A lawsuit filed this week accuses MN is Ready, the leading organization lobbying for marijuana legalization in the state, of defaming the owners of two hemp businesses.
The complaint was filed by Nothing But Hemp owner Steven Brown and Plift co-owner Glenn McElfresh, who both sell hemp-based consumable products.
The lawsuit claims numerous false statements were made about the plaintiffs “at the urging or with the encouragement of directors, employees or persons affiliated with MN is Ready.”
These statements accused the plaintiffs of orchestrating a “baseless fraud campaign,” “treating women badly,” “deceiving the general public,” and more.
The lawsuit says this conduct was intended to have a “detrimental effect” on the plaintiffs and their business activities and seeks no less than $50,000 in damages.
“This lawsuit is exactly what it appears to be — a desperate political attack to try to stop adult-use legalization from passing by two of its most vocal opponents.
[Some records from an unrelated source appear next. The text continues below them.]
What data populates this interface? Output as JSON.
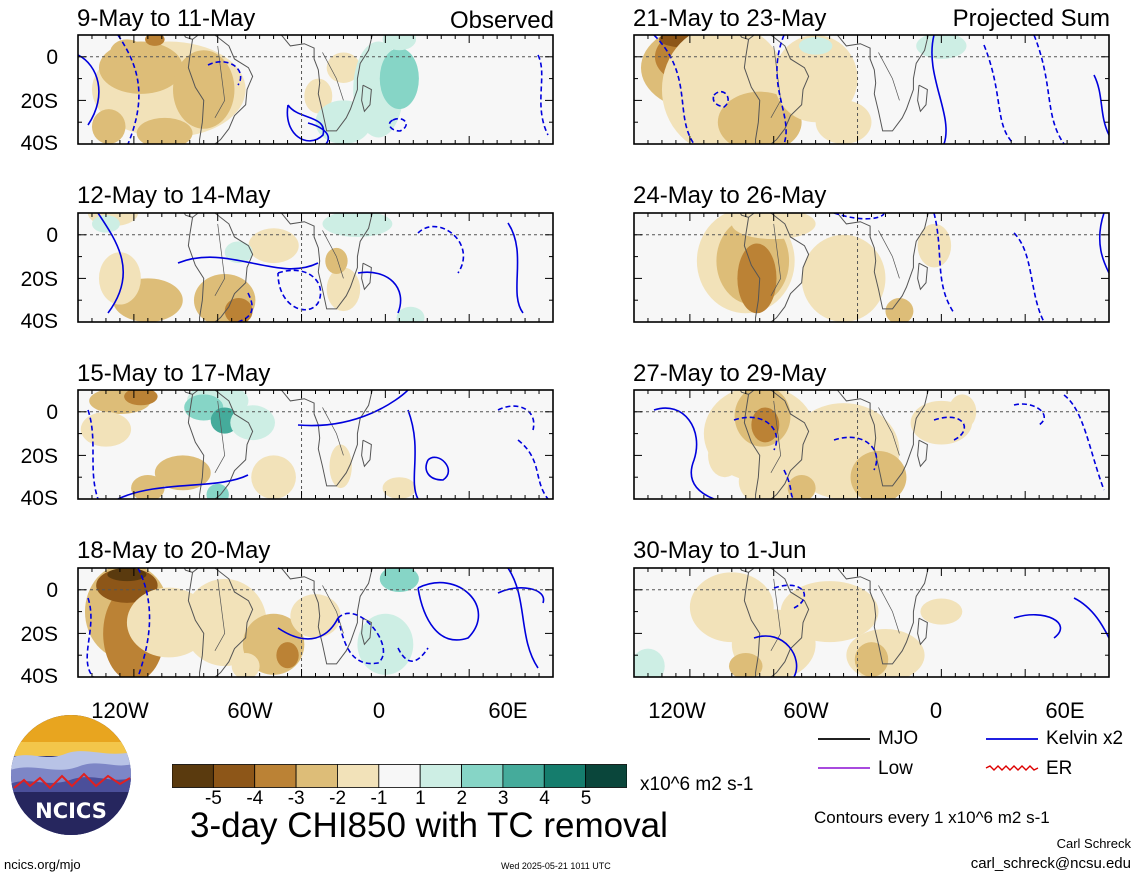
{
  "panels": [
    {
      "title": "9-May to 11-May",
      "tag": "Observed"
    },
    {
      "title": "12-May to 14-May",
      "tag": ""
    },
    {
      "title": "15-May to 17-May",
      "tag": ""
    },
    {
      "title": "18-May to 20-May",
      "tag": ""
    },
    {
      "title": "21-May to 23-May",
      "tag": "Projected Sum"
    },
    {
      "title": "24-May to 26-May",
      "tag": ""
    },
    {
      "title": "27-May to 29-May",
      "tag": ""
    },
    {
      "title": "30-May to 1-Jun",
      "tag": ""
    }
  ],
  "y_tick_labels": [
    "0",
    "20S",
    "40S"
  ],
  "x_tick_labels": [
    "120W",
    "60W",
    "0",
    "60E"
  ],
  "colorbar": {
    "colors": [
      "#5a3a0e",
      "#8d5618",
      "#bb8235",
      "#ddbd78",
      "#f2e2b9",
      "#f7f7f7",
      "#cdeee4",
      "#86d5c6",
      "#45ab9b",
      "#157d6d",
      "#0a463b"
    ],
    "tick_labels": [
      "-5",
      "-4",
      "-3",
      "-2",
      "-1",
      "1",
      "2",
      "3",
      "4",
      "5"
    ],
    "units": "x10^6 m2 s-1"
  },
  "legend": [
    {
      "label": "MJO",
      "color": "#000000"
    },
    {
      "label": "Kelvin x2",
      "color": "#0000dd"
    },
    {
      "label": "Low",
      "color": "#9b30d9"
    },
    {
      "label": "ER",
      "color": "#dd0000"
    }
  ],
  "contour_note": "Contours every 1 x10^6 m2 s-1",
  "main_title": "3-day CHI850 with TC removal",
  "logo_text": "NCICS",
  "footer_left": "ncics.org/mjo",
  "footer_center": "Wed 2025-05-21 1011 UTC",
  "author_name": "Carl Schreck",
  "author_email": "carl_schreck@ncsu.edu",
  "chart_data": {
    "type": "heatmap",
    "variable": "3-day CHI850 with TC removal",
    "units": "x10^6 m2 s-1",
    "x_ticks": [
      "120W",
      "60W",
      "0",
      "60E"
    ],
    "y_ticks": [
      "0",
      "20S",
      "40S"
    ],
    "color_levels": [
      -5,
      -4,
      -3,
      -2,
      -1,
      1,
      2,
      3,
      4,
      5
    ],
    "contour_interval": 1,
    "contour_series": [
      "MJO",
      "Kelvin x2",
      "Low",
      "ER"
    ],
    "panels": [
      "9-May to 11-May",
      "12-May to 14-May",
      "15-May to 17-May",
      "18-May to 20-May",
      "21-May to 23-May",
      "24-May to 26-May",
      "27-May to 29-May",
      "30-May to 1-Jun"
    ]
  }
}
Tomorrow, we will pass adult-use legalization in the Minnesota Senate and, in a few weeks, Governor Walz will sign it into law. After that, we look forward to fully litigating this frivolous public relations stunt,” MN is Ready told Alpha News in a statement Thursday.
McElfresh spoke at a press conference earlier this month alongside other hemp-based business owners who support legalization but have concerns with HF100, a bill to legalize adult-use cannabis in Minnesota. They said the bill favors big businesses over small Minnesota-based companies.
The bill passed the Minnesota House Tuesday and will be debated in the Senate Friday.
“This bill is a bit of a train wreck,” Senate Minority Leader Mark Johnson, R-East Grand Forks, said during a Friday press conference.
Sen. Carla Nelson, R-Rochester, the GOP lead on the bill, said the legislation is “just not ready.”
“There are many reasons for that. Public safety is number one,” she said. “We don’t have a reliable road test … for driving under the influence of cannabis.”
Nelson said legislators were under the impression that the bill wasn’t going to come to the floor for a vote until next session.
“I’m surprised that it’s being pushed so prematurely,” she said.
Gov. Tim Walz has promised to sign the legislation. If it passes the Senate Friday, it will take effect Aug. 1.